The Workers' Compensation and Injury Management Amendment (COVID-19 Response) Act 2020 and supporting Regulations come into effect on 12 October 2020 address a small number of what the WA Government considers to be "priority issues in response to the COVID-19 pandemic". There are 5 key areas and they are summarised below:
1. Presumption of a work-related injury for COVID-19 contracted by health care workers
The Government acknowledges health care workers are at a heightened risk of COVID-19 the introduction of a rebuttable presumption of a work injury will ensure the scheme supports them if they contract the disease. It applies if:
- The worker is diagnosed with COVID-19 by a medical practitioner based on a prescribed test result or the worker dies from COVID-19 before such a diagnosis.
- The worker is in prescribed employment when taken to have suffered the injury (date of diagnosis or date of death).
- The day on which the worker is taken to have suffered the injury is on or after 16 February 2020 (the first COVID-19 case in WA).
If these conditions are met, work is taken to have been a contributing factor and to have contributed to a significant degree, to their contraction of the disease unless the employer proves otherwise.
2. Discontinue the common law termination day
Up until these amendments, workers were required to elect to pursue common law damages by the "termination day" (generally 12 months from the date the worker made a claim for compensation). The termination day concept has been deleted from the Workers Compensation and Injury Management Act 1981 (Act). The Government says this will have the following effect:
- Save for the effects of the Limitation Act 2005 there is no longer any time constraint impacting on a workers' ability to pursue common law damages.
- Workers are still required to elect to pursue common law damages based on a whole person impairment (WPI) of at least 15%, and to commence proceedings after an election is registered.
- Transitional arrangements provide for workers to make an election to pursue common law damages even if their termination day had expired before 12 October 2020.
- An employer's obligation to notify a worker about the termination day under Section 93O of the Act (see further below) ceases from 12 October 2020 but an alternative notification is required to be sent to workers about common law claims by insurers and self-insurers from 16 November 2020.
- From 12 October 2020 an AMS will no longer be required to provide an opinion on a Form AMS 8 for the purpose of recommending an extension of the termination day.
- A worker's condition must still have stabilised before an evaluation of the degree of WPI can be done but there are changes to when a 'special evaluation' can be done.
3. Revised notice to workers about common law claims
Section 93O notices are no longer required. The Regulations provide for an alternative notice to be given by insurers and self-insurers, in the approved format. From 16 November 2020 insurers and self-insurers are required to notify workers about common law claims if:
- Insurers – If liability is accepted for a claim for weekly payments, at the same time the worker is notified under Section 57A that liability is accepted.
- Self-insurers – If liability is accepted for a claim for weekly payments, on or before making the first weekly payment.
The required notice may be given to a worker by emailing it to an address nominated by the worker (a worker is taken to have nominated such an address if it is included in the worker's claim firm).
4. Email service of liability notices to workers from insurers and self-insurers
A notice under Sections 57A or 57B may also be emailed to a worker or an employer.
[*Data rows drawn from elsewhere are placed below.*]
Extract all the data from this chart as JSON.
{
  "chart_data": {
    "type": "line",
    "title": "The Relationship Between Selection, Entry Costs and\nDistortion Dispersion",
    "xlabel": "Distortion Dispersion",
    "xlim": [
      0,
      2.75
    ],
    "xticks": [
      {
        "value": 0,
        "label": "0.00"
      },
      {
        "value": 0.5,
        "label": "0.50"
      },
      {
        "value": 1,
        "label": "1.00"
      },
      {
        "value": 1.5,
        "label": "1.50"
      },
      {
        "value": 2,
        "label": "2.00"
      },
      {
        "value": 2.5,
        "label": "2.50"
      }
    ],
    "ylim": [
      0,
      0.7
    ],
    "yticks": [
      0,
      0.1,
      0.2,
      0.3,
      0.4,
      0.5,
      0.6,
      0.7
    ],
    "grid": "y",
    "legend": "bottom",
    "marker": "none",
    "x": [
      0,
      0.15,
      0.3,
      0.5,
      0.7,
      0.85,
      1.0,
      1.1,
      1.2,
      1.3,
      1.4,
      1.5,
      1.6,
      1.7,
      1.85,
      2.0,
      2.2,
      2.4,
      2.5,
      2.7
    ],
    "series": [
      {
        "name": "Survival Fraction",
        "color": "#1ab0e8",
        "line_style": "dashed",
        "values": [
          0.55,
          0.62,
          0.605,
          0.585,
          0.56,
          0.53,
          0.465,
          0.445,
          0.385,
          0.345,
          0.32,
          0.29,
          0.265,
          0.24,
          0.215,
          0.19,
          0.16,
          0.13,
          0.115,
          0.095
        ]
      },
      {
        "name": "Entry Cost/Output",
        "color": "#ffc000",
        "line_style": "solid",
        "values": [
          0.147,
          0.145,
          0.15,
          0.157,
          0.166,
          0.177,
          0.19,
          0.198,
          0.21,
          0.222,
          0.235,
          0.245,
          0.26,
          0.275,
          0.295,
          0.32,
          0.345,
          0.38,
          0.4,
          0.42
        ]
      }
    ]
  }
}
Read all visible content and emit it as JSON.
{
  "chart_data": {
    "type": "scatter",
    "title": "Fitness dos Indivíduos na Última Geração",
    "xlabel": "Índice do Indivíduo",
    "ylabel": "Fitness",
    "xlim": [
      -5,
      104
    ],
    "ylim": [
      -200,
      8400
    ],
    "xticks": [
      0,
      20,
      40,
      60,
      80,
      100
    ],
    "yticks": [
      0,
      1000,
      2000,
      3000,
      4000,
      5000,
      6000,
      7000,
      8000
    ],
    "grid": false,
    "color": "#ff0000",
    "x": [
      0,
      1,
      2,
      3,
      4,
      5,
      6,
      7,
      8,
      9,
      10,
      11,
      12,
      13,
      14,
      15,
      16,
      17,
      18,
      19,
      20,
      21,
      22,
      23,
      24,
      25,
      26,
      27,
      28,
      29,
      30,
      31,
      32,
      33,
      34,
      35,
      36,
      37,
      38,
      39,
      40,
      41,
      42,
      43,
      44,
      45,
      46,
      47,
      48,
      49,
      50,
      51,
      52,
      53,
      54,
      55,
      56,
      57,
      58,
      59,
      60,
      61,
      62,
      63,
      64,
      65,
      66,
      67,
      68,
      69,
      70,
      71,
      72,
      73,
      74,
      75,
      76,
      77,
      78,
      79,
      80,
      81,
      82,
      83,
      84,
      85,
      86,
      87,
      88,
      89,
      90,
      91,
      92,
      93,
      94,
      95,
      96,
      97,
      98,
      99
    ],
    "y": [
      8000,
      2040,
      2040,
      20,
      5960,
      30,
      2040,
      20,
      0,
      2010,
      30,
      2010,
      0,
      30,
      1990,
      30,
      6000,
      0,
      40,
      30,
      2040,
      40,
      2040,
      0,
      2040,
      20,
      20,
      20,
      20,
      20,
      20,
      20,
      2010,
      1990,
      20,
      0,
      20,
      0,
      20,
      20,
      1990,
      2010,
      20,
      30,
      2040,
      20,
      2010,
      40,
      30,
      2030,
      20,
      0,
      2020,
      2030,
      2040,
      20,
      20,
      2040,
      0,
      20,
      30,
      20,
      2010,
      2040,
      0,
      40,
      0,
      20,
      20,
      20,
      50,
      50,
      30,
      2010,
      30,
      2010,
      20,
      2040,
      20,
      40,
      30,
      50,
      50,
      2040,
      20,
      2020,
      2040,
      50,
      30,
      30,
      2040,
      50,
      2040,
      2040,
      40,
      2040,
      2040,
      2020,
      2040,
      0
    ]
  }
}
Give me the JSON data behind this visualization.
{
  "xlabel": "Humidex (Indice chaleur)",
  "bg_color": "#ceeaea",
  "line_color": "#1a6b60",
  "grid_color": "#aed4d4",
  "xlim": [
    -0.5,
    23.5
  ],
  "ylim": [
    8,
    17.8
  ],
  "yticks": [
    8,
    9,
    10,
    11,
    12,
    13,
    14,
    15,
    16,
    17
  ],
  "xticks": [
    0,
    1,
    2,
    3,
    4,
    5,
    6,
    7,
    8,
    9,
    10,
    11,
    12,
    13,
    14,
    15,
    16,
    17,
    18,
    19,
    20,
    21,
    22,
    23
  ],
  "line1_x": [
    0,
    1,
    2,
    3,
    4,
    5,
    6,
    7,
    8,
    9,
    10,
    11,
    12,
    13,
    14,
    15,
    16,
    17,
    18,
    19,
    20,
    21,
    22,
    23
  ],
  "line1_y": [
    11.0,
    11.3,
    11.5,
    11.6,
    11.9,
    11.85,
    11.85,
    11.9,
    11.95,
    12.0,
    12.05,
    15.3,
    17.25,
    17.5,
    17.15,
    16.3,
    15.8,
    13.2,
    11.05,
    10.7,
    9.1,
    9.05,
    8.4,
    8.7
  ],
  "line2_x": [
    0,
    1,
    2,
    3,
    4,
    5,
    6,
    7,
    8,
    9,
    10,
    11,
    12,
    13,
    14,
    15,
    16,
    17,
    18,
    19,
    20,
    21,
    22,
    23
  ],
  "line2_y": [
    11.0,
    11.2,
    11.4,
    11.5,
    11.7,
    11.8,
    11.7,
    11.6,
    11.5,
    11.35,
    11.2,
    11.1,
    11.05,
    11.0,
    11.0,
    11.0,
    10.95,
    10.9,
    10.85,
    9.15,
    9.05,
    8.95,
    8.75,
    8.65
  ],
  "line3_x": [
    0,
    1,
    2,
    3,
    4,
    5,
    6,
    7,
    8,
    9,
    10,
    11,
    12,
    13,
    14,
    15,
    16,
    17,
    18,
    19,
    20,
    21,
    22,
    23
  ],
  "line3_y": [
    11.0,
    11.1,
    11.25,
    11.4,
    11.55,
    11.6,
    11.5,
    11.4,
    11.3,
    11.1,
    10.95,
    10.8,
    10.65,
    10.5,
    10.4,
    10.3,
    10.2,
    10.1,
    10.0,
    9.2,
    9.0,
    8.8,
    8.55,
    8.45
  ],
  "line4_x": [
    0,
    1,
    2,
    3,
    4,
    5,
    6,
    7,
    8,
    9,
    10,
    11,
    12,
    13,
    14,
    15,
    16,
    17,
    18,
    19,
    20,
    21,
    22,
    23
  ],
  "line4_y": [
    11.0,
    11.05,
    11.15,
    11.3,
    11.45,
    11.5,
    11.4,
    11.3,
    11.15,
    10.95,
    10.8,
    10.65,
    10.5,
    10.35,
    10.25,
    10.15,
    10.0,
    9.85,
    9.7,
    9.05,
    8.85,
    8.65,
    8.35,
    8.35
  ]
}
5. Annual indexation of capped entitlements
Worker entitlements and caps are indexed annually using various indices. The applicable indexation depended on the type of entitlement. Before 12 October 2020 the indexation method was generally written into the Act, which was problematic if the indexing authority (e.g. the Australian Bureau of Statistics) changed its methodology or frequency of published indices in a way that did not complement the Act (this had occurred before). The Government acknowledged the economic impacts of COVID-19 may be reflected in such indices again, which may result in some worker entitlements reducing so decided to make changes to the legislation.
- The capped amount for the 'Prescribed amount' and 'Amount C' for 2020/2021 will be based on the amounts already in force and preserve amounts for prior years
- The indexation method is shifted to regulations for financial years from 1 July 2021 of the 'Prescribed Amount', 'Amount C' and amounts set in accordance with section 5A of the Act.
- Protects against any reduction in the Prescribed Amount, Amount C or section 5A amount if that would otherwise occur due to the indexation method in the regulations.
The impact of these changes is yet to be seen but it is likely no-one will mourn the passing of the termination day. The rebuttable presumption for COVID-19 contracted by health care workers is likely to be met with approval, as will the adoption of email (at last) for various notifications. Finally we note shifting the indexation issue to regulations will prevent anomalies like those which occurred when the Australian Bureau of Statistics Average Weekly Earning index reduced (twice since 2015/16) resulting in a decrease in the cap on workers' weekly payments and a consequential reduction in the weekly compensation to workers who on the capped amount.
The content of this article is intended to provide a general guide to the subject matter. Specialist advice should be sought about your specific circumstances.